Depuis la révision constitutionnelle restaurant le poste de Premier ministre au Sénégal, certains juristes évoquent l’illégalité des décrets pris par le président de la République, sans le contreseing du Premier ministre.
C’est une approche séduisante et qui effleure la vérité juridique mais ce qu’il faut savoir, c’est que la jurisprudence a déjà tranché ce cas de figure.
Pour elle, la signature du Premier ministre apposée à côté de celle du président de la République sur un acte décrétal, est une formalité de validité, une condition de forme. Toutefois, selon une jurisprudence constante, lorsque cette condition est fonctionnellement irréalisable et non opérationnelle, le juge considère qu’on est en face d’une formalité impossible.
Ainsi, depuis l’arrêt REVERS du Conseil d’Etat français du 23 mars 1962 à celui Synd. Nat. CGT/FO de l’ANPE du 30 décembre 1998, la jurisprudence a forgé la théorie dite de la « formalité impossible », en décidant que « la procédure n’est pas viciée quand il a été impossible de procéder à une consultation obligatoire, du fait de l’autorité qui refuse de nommer les membres de l’organisme à saisir. Par conséquent, l’obligation de consulter un organisme, prévue par un texte, ne s’impose à l’administration qu’à compter soit de l’installation de cet organisme, soit de l’expiration du délai raisonnable de sa mise en place ».
Sur ce point, la doctrine est aussi unanime et pour s’en convaincre, il suffit de lire (B.*SEILLER « Acte administratif : régime, Rép. cont. adm, oct. 2020, n211 et s ; ou encore ( S. HUL . « Procédure contentieuse : quand une formalité prévue par la Constitution s’avère « impossible », la semaine juridique, Administrations et Collectivités territoriales, N 12, 26 mars 2018) ; ou aussi ( L. ERSTEIN , « la formalité impossible », Semaine juridique ad. et CT, No 51-52, 26 décembre 2017).
A cet effet, la condition de forme, dont l’irrespect vicierait un décret, ne peut être retenue que sur la base de l’existence d’un Premier Ministre, organiquement et personnellement nommé.
Pour le juge administratif, dans le cadre de la normativité administrative, un acte administratif, qui devait être pris sur la base d’un avis obligatoire d’un organe consultatif, alors que ce dernier était non opérationnel ou en totale léthargie, voire inexistant, est effectivement légal et régulier, puisque cette condition de forme était impossible, donc ne peut pas prévaloir.
Par analogie entre la consultation obligatoire et le contreseing du Premier ministre, on peut emprunter le même raisonnement et aboutir à la même conclusion.
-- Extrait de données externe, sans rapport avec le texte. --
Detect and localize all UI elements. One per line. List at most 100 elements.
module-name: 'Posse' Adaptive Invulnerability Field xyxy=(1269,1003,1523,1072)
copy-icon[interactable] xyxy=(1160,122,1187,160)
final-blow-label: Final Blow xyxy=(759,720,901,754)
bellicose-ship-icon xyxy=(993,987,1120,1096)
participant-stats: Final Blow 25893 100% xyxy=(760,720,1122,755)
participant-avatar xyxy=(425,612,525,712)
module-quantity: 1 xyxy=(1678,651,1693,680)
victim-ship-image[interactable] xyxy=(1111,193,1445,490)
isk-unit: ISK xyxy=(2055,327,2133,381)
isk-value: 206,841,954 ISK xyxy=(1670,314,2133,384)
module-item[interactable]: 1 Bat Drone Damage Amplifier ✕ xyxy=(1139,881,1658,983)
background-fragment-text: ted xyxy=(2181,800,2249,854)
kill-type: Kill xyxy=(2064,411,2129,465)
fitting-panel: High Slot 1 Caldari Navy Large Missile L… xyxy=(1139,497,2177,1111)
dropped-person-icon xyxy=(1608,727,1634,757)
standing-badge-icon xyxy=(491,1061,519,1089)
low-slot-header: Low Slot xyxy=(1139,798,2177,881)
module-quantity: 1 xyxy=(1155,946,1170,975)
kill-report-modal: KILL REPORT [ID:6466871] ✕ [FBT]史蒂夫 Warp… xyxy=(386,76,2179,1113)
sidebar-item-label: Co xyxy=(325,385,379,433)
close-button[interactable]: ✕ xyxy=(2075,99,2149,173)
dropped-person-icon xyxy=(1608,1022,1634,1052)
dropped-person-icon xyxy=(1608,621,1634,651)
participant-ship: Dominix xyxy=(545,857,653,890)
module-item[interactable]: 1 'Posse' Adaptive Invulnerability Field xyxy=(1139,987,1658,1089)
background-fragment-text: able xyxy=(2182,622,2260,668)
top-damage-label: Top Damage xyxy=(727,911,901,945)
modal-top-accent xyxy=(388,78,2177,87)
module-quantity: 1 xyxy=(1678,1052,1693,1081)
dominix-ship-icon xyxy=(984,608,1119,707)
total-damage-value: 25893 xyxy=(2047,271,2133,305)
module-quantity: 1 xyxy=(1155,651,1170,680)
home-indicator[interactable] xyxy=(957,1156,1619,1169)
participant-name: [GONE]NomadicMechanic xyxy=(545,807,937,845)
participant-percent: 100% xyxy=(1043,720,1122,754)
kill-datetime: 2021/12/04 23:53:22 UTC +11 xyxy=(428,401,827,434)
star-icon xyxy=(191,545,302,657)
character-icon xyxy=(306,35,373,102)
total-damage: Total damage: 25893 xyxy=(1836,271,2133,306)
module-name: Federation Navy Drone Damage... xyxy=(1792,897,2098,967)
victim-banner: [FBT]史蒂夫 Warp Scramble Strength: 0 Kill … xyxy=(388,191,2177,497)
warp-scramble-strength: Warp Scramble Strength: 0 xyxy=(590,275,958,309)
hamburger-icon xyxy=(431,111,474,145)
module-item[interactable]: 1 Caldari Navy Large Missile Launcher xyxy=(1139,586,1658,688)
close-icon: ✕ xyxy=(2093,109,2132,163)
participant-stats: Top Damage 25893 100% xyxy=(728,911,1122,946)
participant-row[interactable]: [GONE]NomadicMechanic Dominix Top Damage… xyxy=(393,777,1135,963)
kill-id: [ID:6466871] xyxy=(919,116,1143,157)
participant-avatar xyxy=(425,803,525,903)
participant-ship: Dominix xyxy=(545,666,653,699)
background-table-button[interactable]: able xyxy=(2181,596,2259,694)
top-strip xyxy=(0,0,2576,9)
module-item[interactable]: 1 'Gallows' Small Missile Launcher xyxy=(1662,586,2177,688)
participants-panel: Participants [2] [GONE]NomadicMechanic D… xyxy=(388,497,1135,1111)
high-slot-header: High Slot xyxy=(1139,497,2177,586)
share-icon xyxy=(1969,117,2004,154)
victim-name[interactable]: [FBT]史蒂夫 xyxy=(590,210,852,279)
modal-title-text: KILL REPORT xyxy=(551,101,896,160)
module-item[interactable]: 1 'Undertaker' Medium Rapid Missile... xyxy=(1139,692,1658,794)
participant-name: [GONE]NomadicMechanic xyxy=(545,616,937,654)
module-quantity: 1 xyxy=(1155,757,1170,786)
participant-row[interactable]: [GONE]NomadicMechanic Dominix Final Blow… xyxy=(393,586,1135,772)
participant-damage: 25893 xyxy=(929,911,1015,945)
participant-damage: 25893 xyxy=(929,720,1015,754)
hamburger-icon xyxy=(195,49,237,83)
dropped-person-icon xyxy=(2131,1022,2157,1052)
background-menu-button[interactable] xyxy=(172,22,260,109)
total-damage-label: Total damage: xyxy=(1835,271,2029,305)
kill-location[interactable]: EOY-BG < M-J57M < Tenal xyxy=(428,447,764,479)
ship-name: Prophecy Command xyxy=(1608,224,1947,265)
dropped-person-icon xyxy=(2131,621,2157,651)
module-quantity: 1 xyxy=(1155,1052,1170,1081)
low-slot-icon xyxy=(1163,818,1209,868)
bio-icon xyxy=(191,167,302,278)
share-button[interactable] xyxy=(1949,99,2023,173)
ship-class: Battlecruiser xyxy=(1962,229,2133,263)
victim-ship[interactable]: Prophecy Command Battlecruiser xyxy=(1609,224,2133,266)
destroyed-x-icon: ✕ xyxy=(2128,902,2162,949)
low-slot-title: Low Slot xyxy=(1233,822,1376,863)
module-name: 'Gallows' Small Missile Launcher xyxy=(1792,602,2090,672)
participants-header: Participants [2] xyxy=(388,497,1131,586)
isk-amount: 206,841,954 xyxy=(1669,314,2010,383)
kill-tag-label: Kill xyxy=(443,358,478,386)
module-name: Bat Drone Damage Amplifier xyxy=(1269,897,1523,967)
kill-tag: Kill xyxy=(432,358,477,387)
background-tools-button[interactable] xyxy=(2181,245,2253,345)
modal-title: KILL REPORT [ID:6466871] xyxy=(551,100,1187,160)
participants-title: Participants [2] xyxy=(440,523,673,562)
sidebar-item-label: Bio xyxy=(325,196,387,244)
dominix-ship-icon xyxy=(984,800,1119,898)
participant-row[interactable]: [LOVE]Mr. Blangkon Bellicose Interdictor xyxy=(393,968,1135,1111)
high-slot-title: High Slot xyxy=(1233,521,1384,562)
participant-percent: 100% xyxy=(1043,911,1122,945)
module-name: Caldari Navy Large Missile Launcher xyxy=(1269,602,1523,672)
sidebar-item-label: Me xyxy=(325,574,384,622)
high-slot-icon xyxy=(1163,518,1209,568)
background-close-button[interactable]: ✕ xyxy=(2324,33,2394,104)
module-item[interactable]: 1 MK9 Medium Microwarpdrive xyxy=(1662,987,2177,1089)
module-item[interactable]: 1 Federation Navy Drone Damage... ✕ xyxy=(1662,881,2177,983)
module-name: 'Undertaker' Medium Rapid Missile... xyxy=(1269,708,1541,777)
Dès lors, le même cas de figure s’applique en l’espèce et la condition formelle de la signature obligatoire du Premier Ministre sur le décret présidentiel, ne saurait ici prospérer.
En attendant la nomination du prochain chef de Gouvernement, les décrets pris par le président de la République ne sont ensachés d’aucune irrégularité, sont donc juridiquement valables et réguliers et s’appliquent erga omnes ».